– Тогда выходит, что ты всё-таки баба?
– Да не баба я тебе, мать твоя курица! – шумно заругалась Римма и стукнула Степана вполсилы по затылку.
И всё-таки Римма с того самого дня взяла на себя добровольную обязанность быть «бабой» по отношению к пахнувшему собачиной телеграфисту из Тверской губернии. Она всё личное время, которого у неё было до обидного мало, посвящала обшиванию, штопке и стирке его одежды, а если стирать и штопать было нечего, то она гуляла с ним под ручку по окрестным полям, благо даже ночью на них было светло из-за осветительных ракет. Все солдаты и офицеры отныне знали, что сердце Риммы Михайловны занято, и вздыхали по ней втихомолку, тайно завидуя самой чёрной завистью выскочке-телеграфисту из чужого полка, у которого даже ни одной георгиевской медали за храбрость не было, да и вообще не было в нём ничего такого, на что обычно так падки женщины.
Сам «выскочка» стеснялся того, что Римма проявляет к нему явные знаки внимания, хотя в тайне ему это было даже приятно, он чувствовал себя именинником. И всё же он старался смотреть на Римму только как на сестру. Когда Степана кто-нибудь иронично спрашивал, зачем она ему, он полушутя так и отвечал:
– Мы брат и сестра.
Он продолжал писать письма жене, такие же простые и нежные, как раньше. Он по-прежнему любил свою Наташу и тайком доставал её фотокарточку, когда бывал один.
Но он не мог не думать и о Римме. Степан отнюдь не был бесчувственным истуканом: Римма ему нравилась, при ней его кровь ускоряла свой бег, а сердце разгонялось, как лошадь в галопе. В такие минуты кровь ударяла ему в голову, он ощущал себя совсем молодым, и несколько раз он был почти готов обнять Римму и прижать к себе, забыв обо всех вокруг, и дать ей понять, что её чувство к нему отозвалось в нём ответным чувством.
Римма ликовала в такие минуты. Каким румянцем загорались её щёки, каким счастьем светились её глаза! Это были для неё блаженные минуты.

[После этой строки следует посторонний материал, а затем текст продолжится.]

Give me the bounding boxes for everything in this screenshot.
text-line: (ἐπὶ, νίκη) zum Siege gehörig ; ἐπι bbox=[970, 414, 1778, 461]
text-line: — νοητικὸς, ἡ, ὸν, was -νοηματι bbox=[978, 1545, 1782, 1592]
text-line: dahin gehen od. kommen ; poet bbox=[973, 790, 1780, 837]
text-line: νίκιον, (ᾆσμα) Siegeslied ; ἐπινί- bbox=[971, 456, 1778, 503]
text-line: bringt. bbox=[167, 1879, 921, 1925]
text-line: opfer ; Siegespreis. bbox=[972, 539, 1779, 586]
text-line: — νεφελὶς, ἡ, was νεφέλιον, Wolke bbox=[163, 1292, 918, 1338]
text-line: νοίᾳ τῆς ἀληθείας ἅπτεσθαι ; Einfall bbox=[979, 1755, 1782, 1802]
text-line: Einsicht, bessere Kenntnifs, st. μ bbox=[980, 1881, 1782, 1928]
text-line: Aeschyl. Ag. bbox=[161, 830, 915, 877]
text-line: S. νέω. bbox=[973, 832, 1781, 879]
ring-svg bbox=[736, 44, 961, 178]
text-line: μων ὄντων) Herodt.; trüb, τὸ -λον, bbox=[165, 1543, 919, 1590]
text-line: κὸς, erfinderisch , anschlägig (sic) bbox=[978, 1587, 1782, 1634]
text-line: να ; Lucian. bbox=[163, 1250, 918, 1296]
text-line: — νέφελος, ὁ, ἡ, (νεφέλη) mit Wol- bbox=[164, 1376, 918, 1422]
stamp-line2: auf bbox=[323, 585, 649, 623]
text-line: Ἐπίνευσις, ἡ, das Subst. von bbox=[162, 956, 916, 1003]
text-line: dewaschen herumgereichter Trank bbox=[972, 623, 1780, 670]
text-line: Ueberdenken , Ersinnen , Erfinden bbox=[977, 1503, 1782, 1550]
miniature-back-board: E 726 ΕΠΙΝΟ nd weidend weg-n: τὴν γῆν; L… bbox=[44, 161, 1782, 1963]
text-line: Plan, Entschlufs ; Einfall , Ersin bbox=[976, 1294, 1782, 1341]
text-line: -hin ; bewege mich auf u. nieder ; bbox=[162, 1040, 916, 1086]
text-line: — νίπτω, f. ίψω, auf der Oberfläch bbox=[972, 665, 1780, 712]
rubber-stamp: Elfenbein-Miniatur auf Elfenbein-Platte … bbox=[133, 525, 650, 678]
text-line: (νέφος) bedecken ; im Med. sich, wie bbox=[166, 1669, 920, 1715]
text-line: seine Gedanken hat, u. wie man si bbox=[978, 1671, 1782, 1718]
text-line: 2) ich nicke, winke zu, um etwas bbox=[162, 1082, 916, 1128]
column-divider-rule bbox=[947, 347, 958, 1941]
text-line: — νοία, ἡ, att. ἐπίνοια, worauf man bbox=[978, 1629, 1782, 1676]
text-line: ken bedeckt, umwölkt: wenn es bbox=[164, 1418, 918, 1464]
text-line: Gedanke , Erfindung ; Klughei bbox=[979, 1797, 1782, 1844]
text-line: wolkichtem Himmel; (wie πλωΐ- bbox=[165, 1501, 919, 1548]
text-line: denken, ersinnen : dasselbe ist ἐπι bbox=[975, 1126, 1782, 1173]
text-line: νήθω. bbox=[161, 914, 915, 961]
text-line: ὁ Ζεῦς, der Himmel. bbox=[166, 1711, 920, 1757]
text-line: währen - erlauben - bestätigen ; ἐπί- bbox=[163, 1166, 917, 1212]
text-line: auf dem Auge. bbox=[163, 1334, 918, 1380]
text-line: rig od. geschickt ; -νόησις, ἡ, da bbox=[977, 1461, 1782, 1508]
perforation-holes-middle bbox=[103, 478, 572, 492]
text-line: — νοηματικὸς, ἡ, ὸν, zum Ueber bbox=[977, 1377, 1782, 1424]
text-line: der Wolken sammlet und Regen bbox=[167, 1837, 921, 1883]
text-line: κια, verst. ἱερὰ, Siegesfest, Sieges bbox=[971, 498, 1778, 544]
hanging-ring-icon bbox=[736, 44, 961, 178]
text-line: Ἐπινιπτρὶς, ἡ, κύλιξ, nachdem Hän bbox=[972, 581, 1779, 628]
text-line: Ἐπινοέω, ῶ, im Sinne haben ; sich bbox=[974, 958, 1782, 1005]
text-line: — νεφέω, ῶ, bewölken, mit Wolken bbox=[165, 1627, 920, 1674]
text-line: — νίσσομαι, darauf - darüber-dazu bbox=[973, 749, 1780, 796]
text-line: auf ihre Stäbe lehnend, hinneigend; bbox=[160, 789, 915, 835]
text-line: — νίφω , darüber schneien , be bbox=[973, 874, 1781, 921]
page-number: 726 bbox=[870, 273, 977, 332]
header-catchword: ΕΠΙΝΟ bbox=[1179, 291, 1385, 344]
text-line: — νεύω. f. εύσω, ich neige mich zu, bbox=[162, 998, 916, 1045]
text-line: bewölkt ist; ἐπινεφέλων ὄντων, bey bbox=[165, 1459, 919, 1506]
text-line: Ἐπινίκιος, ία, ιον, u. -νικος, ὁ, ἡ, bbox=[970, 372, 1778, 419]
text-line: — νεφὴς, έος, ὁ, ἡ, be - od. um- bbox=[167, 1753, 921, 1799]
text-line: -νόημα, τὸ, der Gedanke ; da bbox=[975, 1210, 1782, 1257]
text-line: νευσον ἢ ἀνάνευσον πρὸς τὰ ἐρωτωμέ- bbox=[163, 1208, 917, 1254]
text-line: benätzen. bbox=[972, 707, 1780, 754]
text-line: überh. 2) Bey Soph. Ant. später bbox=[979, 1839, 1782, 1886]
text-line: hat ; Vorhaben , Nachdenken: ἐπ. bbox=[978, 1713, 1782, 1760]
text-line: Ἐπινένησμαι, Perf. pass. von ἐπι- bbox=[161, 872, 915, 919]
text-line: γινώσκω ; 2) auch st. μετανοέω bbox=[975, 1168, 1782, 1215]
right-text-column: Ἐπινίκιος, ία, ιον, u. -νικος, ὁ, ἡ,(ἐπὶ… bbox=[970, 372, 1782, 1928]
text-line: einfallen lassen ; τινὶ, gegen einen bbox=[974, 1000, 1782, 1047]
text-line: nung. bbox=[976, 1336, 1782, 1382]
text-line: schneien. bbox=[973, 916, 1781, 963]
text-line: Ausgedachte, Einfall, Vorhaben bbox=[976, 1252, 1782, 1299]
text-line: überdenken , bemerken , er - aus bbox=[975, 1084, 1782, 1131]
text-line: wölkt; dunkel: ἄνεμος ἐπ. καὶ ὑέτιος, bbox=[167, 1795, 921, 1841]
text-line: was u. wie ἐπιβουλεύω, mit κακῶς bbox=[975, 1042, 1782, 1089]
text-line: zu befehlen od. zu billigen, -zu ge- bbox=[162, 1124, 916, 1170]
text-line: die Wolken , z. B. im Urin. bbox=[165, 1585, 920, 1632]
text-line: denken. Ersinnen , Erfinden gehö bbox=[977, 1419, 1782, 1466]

– Стёпушка, – шептала она, – какой же ты славный!
Иногда она прямо-таки требовала от него ласки и внимания:
– Фу, какой ты, Стёпа, сегодня холодный, прямо как пень зимой. Ну, обними же меня хоть раз!
Но Степан только отшучивался:
– Вы, Римма Михайловна, горячая кавказская барышня, а мы люди северные, замороженные. Вот придём весна – тогда оттаем.
Он был уже не так молод и понимал, что тело требует своего, а душа – своего. Желание физической близости с Риммой души не касалось, а исходило от тела, которое Степан привык держать в узде. И днём, и ночью он ощущал на своей груди тепло. Оно шло от крошечного серебряного образка Николая Чудотворца, повешенного на его шею Наташиными руками, и другого тепла ему было не нужно.
Римма же в отличие от Степана мучилась от любви. Однажды после окончания смены она поймала себя на том, что в задумчивости выводит химическим карандашом на обрывке газеты милое имя: «Стёпа, Стёпушка, Стёпочка…»
Мысль о том, что Степан женат, теперь не отпускала её ни на минуту. Когда она брала его за руку или прикасалась к нему, кровь приливала к её лицу, как если бы она делала что-то ужасное. Прикосновение было и приятно, и неприятно для неё. «Я не хочу, чтобы он отступился от своей жены, – думала она в отчаянии. – Хороша же я буду, если уведу его. Подлая эгоистка... Но что мне делать, если я люблю его?»
При встрече со Степаном она избегала смотреть ему в глаза, говорила мало и только о посторонних предметах, не имевших отношения к ним обоим. Во взгляде Риммы появилась неуверенность, сама Римма это ощущала и от этого страдала ещё больше. Степан замечал, что с Риммой происходит что-то неладное, но не понимал причину. Когда он спросил, не заболела ли она, Римма неожиданно грубо обругала его и убежала, скрывая навернувшиеся на глаза слёзы.
Несколько дней подряд она не подходила к Степану. Ей было стыдно показаться ему на глаза, но вдвойне мучительно было не видеть его. Он сделался необходимым ей как воздух. Во время работы она терпела тоску, но после окончания смены страдания делались невыносимыми. Ей хотелось разреветься от отчаяния, но она была всё время на виду и сдерживала себя.
– Римма, – окликнул её кто-то басом. – Это вы? Неужто это вы?
Она растерянно оглянулась. Её спрашивал высокий, широкоплечий офицер, в новенькой, ладно подогнанной шинели и в погонах прапорщика. В его лице было что-то знакомое ещё с довоенных времён.